On the morning of July 1, Pope Benedict met at the Vatican with participants from the 37th conference for the Rome-based Food and Agriculture Organization of the United Nations.

He greeted the newly elected head of the organization, Jose Graziano da Silva, and thanked the outgoing president, Jacques Diouf, for his “competence and dedication.”

Pope Benedict said that global poverty, underdevelopment and hunger are often the result of “selfish attitudes” that come from the heart of man. This selfishness, he noted, finds “expression in his social activities, in economic relations and in the conditions of the market” and is eventually “translated into the denial of the primary right of all individuals” to be fed.

The Pope said that the instability of the global market and price increases in food “demand concrete responses, which must necessarily be united in order to achieve results which individual States cannot achieve alone.”

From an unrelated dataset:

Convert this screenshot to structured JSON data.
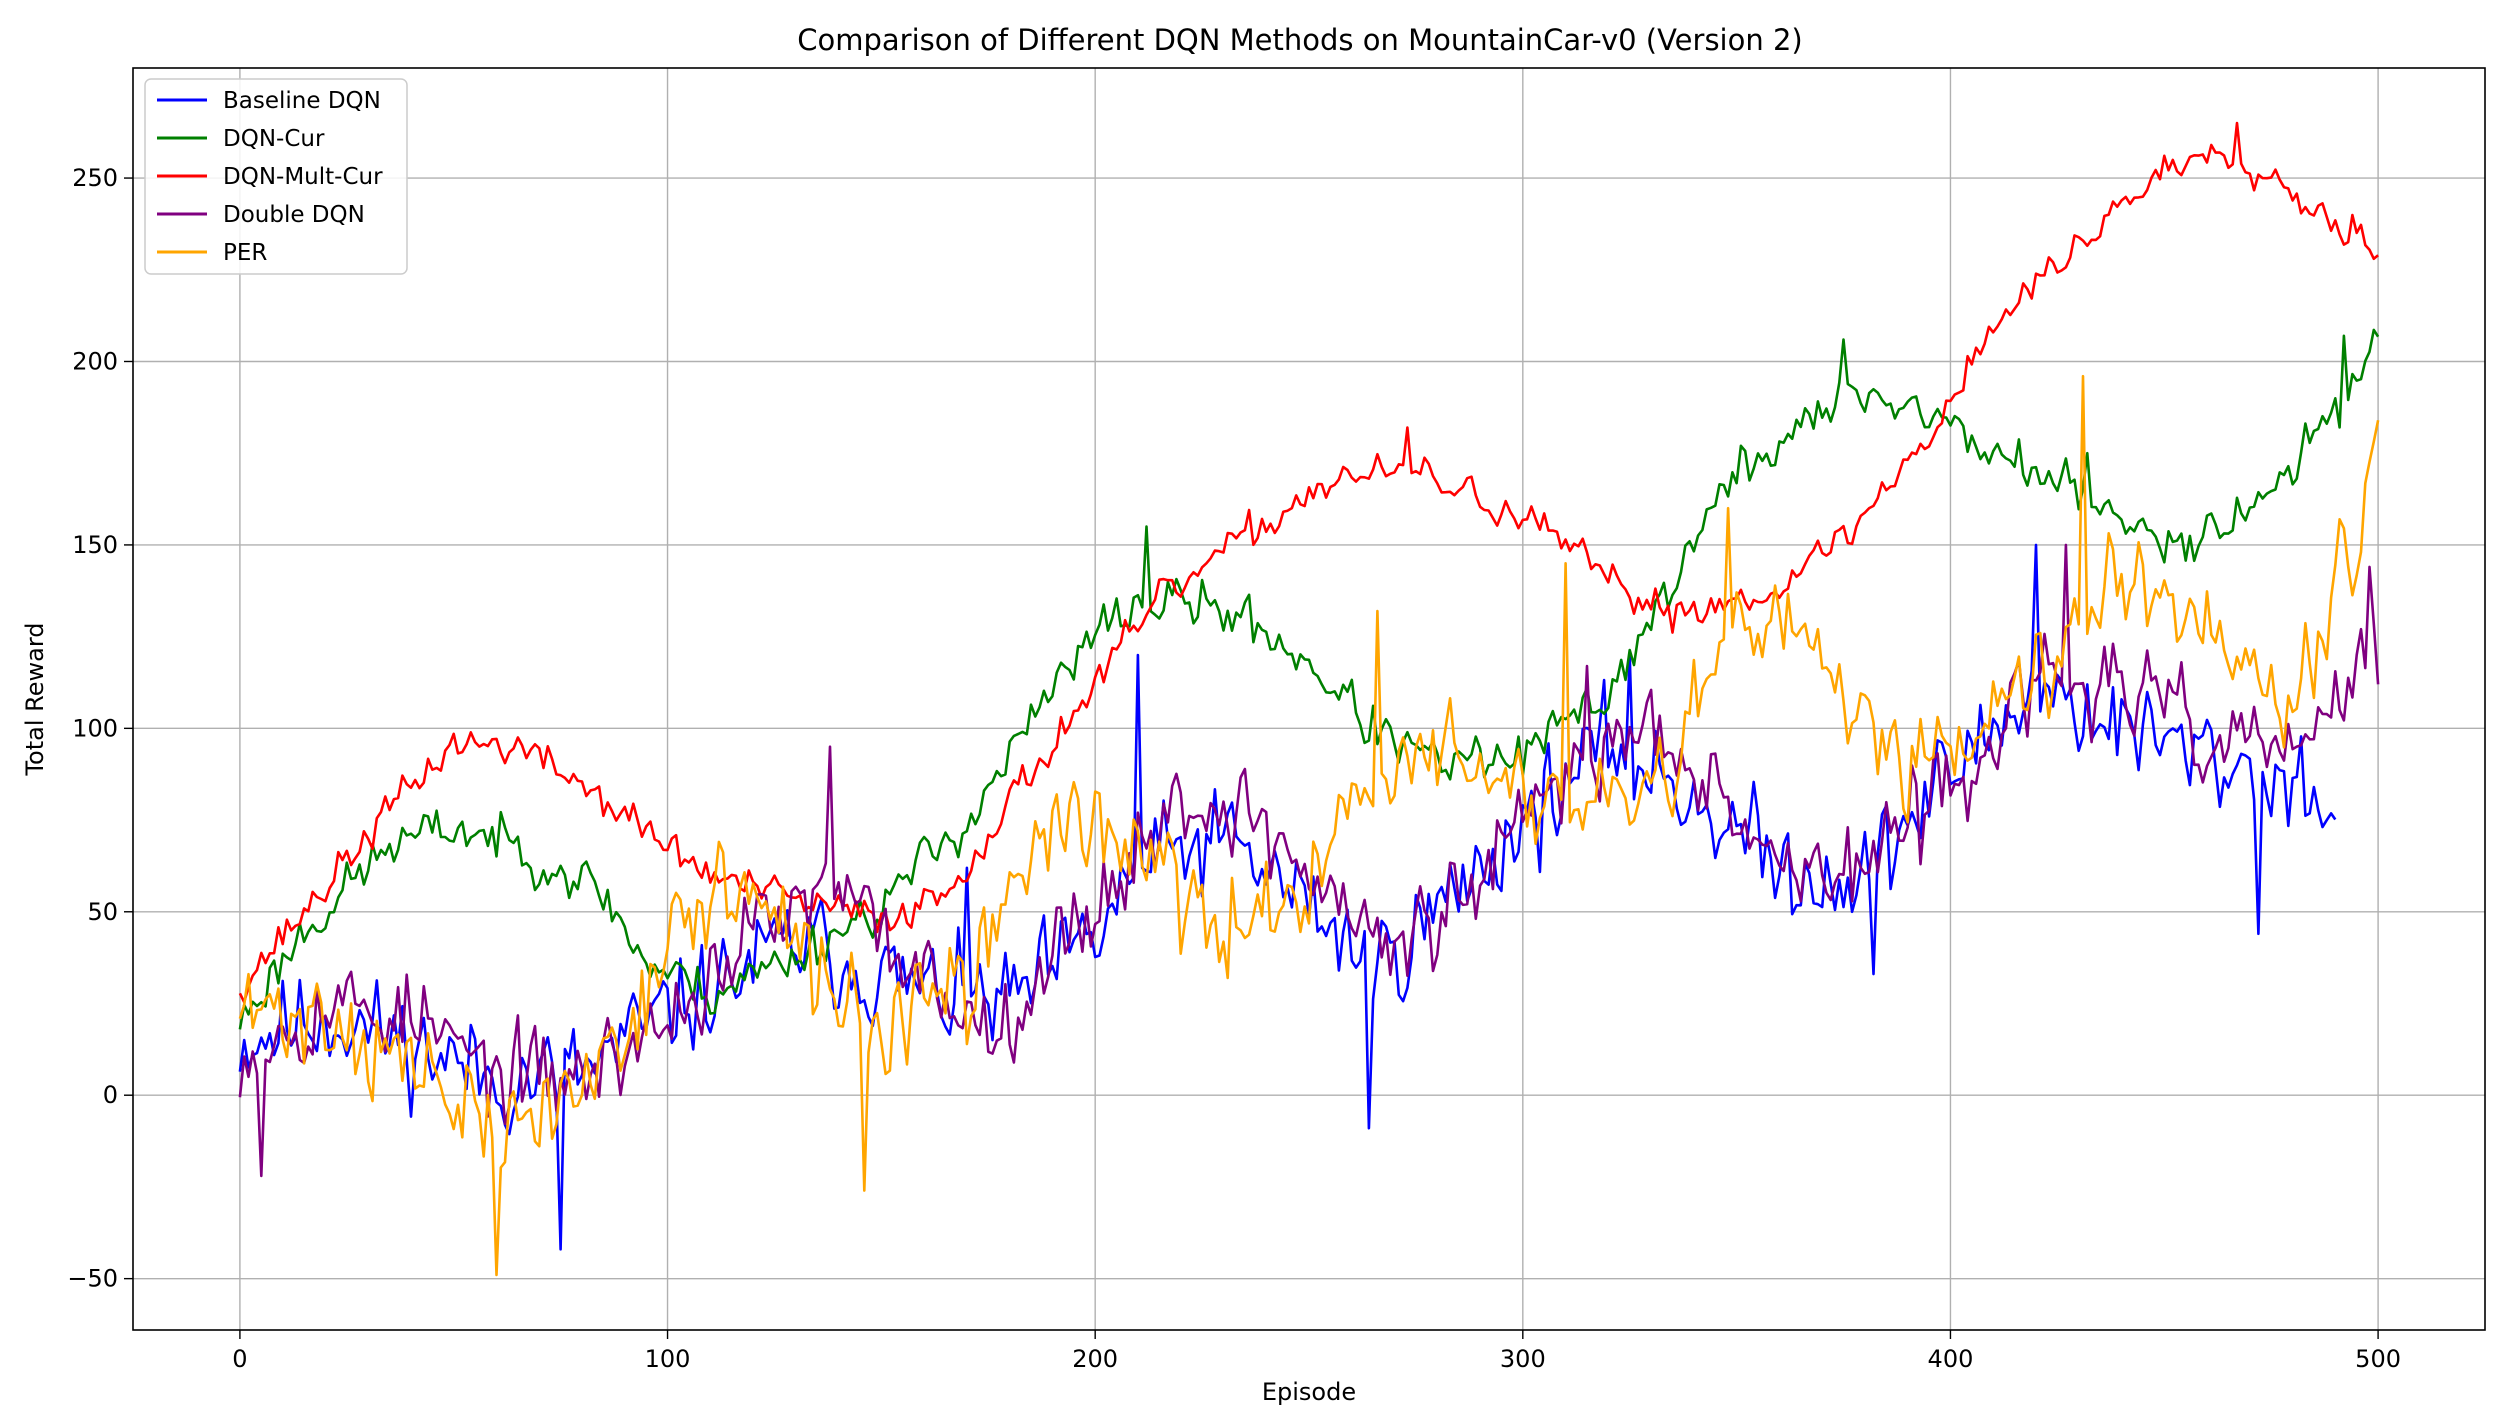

“This means that solidarity must become an essential criterion for all political and strategic action,” he said.

Pope Benedict also stressed the importance of the Food and Agriculture Organization continually re-examining its own structure so it can guarantee “nutritional development, the availability of food products and the development of rural areas, so as to ensure that humankind is free from hunger.”

He said “the first victims of this tragedy” of global hunger are those millions of children who are “condemned to early death or to a delay in their physical and mental development.”

Although global relief groups work around the clock to provide food for impoverished children and their families, the Pope lamented that aid is often limited to emergency situations. He said that in addition to temporary relief, there needs to be a system for long term development and objectives such as family-based farming.

Support “must be given to initiatives ... aimed at rediscovering the importance of family-run farms, supporting the vital role they play in ensuring stable food security,” he said.

“Food security is an authentically human requirement,” the Pope underscored. “Guaranteeing it for present and future generations also means safeguarding ourselves against the uncontrolled exploitation of natural resources.”

“At this time in which agriculture is beset by so many problems, but is also facing new opportunities for alleviating the problem of hunger,” he noted, “you can ensure that, by guaranteeing a nourishment responsive to people's needs, individuals can grow in their true identity as creatures made in the image of God.”